Two examples of Russia’s notorious law against ‘gay propaganda’ – Article 6.21 of the Russian Code of Administrative Offences – and the harassment and discrimination to which it subjects LGBT people were reported this week. In Ekaterinburg dozens of men in Cossack military uniforms patrolled the streets during a Pride Week organised by the local LGBT Resource Centre, intimidating individuals they believed to be gay and violating the ‘gay propaganda’ law. Meanwhile teachers in St. Petersburg were instructed to monitor their students’ social media profiles for the presence of ‘LGBT symbols.’
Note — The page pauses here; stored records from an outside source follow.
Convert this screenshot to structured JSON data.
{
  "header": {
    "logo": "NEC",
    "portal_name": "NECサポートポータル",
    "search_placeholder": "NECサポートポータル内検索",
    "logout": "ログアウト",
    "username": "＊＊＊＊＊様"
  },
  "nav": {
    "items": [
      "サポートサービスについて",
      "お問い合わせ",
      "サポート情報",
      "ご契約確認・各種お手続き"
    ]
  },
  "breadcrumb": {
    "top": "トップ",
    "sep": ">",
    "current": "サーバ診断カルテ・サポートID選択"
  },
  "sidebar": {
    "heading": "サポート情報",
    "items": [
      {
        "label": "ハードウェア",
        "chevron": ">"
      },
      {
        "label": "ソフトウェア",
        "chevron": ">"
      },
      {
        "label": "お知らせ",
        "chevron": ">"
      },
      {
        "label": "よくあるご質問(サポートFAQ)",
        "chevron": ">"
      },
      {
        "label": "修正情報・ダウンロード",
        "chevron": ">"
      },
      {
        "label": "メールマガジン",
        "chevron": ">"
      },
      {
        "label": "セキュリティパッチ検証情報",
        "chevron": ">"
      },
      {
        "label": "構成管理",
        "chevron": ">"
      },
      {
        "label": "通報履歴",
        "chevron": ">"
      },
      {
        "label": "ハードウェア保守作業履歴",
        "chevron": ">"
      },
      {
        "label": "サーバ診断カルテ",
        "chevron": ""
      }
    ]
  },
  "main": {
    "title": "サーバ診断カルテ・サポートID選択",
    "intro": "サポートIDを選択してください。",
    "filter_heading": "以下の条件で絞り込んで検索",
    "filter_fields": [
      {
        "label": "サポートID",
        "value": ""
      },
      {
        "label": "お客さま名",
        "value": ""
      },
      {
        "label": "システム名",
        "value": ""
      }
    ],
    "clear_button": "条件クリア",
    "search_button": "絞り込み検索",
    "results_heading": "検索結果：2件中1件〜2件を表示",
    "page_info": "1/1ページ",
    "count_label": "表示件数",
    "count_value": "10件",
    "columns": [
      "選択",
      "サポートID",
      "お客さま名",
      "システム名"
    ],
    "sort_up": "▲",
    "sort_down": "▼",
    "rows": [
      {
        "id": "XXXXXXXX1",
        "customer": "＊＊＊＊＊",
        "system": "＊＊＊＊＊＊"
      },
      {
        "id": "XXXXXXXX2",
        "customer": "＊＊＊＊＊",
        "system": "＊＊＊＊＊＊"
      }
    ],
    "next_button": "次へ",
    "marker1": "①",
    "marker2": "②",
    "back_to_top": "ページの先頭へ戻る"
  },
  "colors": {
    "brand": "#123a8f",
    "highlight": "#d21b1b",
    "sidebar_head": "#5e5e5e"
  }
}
The ever important role of the European Court of Human Rights in upholding fundamental rights was to be seen this week in two judgments concerning freedom of expression. Finally, some Muscovites remembered this week the victims of the 1999 apartment bombings in Moscow, Volgodonsk and Buinaksk, in particular the explosion on Gurianov Street on 8 September 1999.
End Note
Both the UN High Commissioner for Human Rights, Michelle Bachelet Jeria and the Council of Europe’s Commissioner for Human Rights, Dunja Mijatović, in statements this week highlighted the Russian authorities’ failure to investigate crimes that may be politically motivated (whether this suspected motivation derives from highly placed federal officials or from officials in regions such as Chechnya). Notably, both international human rights officials insisted there was a wider context to the particular failures they addressed. Michelle Bachelet Jeria noted: ‘The number of cases of poisoning, or other forms of targeted assassination, of current or former Russian citizens, either within Russia itself or on foreign soil, over the past two decades is profoundly disturbing.’ For her part, Dunja Mijatović described Mr Tepsurkaev’s treatment as ‘a further illustration of the tendency to crack down on critical voices that has been prevalent in Chechnya for decades now.’ At the same time there was more evidence this week of the manner in which the courts routinely fail to ensure the effective investigation of, and the defence of citizens from, abuses by law enforcement officers. We also see discrimination against minorities that is often brutal backed up by discriminatory law. A long-term observer of Russia might note this week that the very beginning of the Putin era was marked by a failure to investigate – for many the 1999 apartment bombings have never received due investigation. And this week there was a further reminder that for some reason violations that are clearly seen from Strasbourg are not visible to law enforcment bodies or the courts on the ground in Russia.